Also, why would a US GOV company pay taxes to the US GOV?
The first 2 banks that will benefit will be CITI AND BANK OF AMERICA.
I'm going long monday.
if you're talking "state and local government" then i think you're on to something. so let's talk "Senators/Congressmen and Presidents" relative to QE 2 and start asking "who gets the cabbage" because clearly "not everyone gets bailed out here" and "if done wrong nobody does." And "we are talking trillions" and "if Paul Krugman is to be believed 10 trillion dollars."
You do know, 87.5% of all Stimulus Funds went to foreign governments correct?.
You also are aware near 1 Trillion of QE 1 is still sitting, unused, and so,why do we need QE 2?.
Food for thought.
Don't forget the $700 billion TARP.
CONgress: "where did the $500 billion go?"

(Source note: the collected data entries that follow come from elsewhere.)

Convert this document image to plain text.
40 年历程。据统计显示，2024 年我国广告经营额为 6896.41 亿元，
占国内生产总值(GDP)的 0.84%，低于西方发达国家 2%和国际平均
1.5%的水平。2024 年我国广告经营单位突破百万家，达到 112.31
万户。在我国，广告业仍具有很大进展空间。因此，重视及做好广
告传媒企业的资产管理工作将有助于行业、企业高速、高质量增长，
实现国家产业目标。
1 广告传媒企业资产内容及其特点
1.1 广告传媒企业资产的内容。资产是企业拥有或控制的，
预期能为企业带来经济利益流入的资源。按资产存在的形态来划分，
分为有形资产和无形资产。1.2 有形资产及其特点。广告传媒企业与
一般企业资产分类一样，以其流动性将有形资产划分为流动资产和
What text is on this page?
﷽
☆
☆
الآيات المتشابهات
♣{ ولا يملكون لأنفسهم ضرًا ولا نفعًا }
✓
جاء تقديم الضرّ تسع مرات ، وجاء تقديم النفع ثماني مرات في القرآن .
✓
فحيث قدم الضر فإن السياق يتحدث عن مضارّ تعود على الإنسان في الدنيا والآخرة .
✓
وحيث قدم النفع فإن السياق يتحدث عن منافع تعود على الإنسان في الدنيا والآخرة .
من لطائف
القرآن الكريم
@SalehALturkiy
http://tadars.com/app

Bernanke: "foreign banks..."
Great stuff.
I'm considering the following:
Take out a home equity loan of about $20,000.
Then, cash out my IRA's and 401K's to pay my mortgage down to about $10,000 and then do a strategic default.
Leave the taxes on the IRA and 401K withdrawals unpaid and let the IRS come after me.
Then let the IRS and the two banks fight about who owns what.
Bet they'd just kill me Capone style, bury my body in the desert, and rent the house for a couple years until they cram the robo-foreclosures through and get TARP II.
When organized crime runs the Financial Industry and the Government you really are screwed.
No need to do all that, just discharge your debt under the Uniform Commercial Code.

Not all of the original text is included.